Some observations concerning the LXX transliteration are as follows:
1. The ‘ayin with a u-class vowel is transliterated as vocalic (exceptions 1 Chronicles 9:4 and 1 Samuel 27:8)
2. ‘Ayin with the historically long vowel, sere-yod, is transliterated consistently as a gamma (i.e. as ghayyin).
3. No apparent system with a-class vowels was found.
4. ‘Ayin preceding gimel, kaf, mem (except with Gomorrah ), nun, qof, tsade, resh (except Gen 4:18; a possible textual problem confusing resh and daleth) and sin/shin is transliterated vocalically.
Conclusion
The argument for one combined phoneme cannot be substantiated based on these criteria. In fact, the only evidence of one phoneme seems to be the use of one grapheme (Blau 9-10). This information also indicates a standard pronunciation tradition in the first few centuries B.C.E. upon which the LXX translators depended; thus, the system was not developed arbitrarily but suggests an inert pronunciation tradition which witnesses two distinct phonemes for ‘ayin.

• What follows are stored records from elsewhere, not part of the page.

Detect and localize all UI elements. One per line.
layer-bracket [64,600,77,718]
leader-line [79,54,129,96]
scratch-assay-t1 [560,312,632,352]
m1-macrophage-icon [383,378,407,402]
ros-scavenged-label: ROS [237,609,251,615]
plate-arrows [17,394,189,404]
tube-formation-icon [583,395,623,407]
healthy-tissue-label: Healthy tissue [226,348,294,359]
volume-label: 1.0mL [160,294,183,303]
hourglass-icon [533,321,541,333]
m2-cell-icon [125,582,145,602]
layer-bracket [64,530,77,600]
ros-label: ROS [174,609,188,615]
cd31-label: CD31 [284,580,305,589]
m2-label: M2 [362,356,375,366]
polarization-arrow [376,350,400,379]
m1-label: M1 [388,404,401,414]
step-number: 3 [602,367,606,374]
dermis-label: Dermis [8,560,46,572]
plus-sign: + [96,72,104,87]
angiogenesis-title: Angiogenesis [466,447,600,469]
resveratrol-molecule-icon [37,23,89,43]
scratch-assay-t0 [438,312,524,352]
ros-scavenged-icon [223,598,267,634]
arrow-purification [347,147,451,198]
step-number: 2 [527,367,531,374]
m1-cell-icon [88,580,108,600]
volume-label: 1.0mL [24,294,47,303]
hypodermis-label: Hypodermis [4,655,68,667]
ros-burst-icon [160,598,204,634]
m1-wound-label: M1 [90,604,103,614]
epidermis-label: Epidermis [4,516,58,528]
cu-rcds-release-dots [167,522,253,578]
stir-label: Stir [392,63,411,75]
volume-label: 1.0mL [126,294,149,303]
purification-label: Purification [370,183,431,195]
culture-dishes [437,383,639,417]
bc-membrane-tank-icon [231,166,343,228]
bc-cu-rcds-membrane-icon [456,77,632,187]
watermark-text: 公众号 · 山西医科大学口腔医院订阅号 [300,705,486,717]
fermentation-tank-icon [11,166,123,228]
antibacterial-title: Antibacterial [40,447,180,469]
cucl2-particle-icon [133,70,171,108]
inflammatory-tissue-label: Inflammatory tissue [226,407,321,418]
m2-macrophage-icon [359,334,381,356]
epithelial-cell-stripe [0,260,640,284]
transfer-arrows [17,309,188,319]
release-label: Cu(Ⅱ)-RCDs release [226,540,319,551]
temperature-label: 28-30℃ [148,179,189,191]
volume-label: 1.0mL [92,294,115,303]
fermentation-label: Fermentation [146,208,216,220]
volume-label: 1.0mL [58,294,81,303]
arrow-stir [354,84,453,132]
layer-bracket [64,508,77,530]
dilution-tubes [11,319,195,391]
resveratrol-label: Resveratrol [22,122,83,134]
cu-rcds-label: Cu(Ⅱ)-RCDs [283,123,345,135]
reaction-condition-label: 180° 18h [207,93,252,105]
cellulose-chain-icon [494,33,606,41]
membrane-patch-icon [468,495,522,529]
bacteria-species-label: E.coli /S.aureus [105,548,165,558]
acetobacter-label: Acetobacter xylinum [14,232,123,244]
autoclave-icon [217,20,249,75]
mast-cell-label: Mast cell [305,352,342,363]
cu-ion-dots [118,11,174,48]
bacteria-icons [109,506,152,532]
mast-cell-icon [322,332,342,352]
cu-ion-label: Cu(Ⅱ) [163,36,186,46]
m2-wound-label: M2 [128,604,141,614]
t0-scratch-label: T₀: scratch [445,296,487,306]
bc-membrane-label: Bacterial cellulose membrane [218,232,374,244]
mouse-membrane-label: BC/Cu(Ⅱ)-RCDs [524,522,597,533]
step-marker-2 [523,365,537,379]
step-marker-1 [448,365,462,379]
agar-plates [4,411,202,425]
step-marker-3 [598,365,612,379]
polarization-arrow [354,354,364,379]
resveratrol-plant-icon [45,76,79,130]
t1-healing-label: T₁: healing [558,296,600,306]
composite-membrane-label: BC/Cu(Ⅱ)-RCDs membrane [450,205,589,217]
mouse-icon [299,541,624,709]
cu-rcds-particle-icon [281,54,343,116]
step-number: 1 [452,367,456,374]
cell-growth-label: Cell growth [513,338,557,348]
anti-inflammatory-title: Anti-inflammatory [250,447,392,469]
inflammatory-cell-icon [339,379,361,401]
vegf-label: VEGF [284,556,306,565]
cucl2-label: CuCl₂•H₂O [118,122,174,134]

Why then is the locality Gomorrah pronounced with an initial consonantal “g” and not a vocalic “o” sound; because it begins with the phoneme ghayyin.
Please Note:
The asterisk symbol * indicates a non-extant form.
Short Bibliography
Blau, Joshua. On Polyphony in Biblical Hebrew (Jerusalem: The Israel Academy of Sciences and Humanities, 1982).
Murtonen, A. Hebrew in its West Semitic Setting, Part 1 Section A (Leiden, 1986) pp. 5n, 171-9.
Wevers, J. W. “eth in Classical Hebrew.” In Essays on the Ancient Semitic World, eds. J. W. Wevers and D. B. Redford (Toronto: University of Toronto, 1970) 101-112.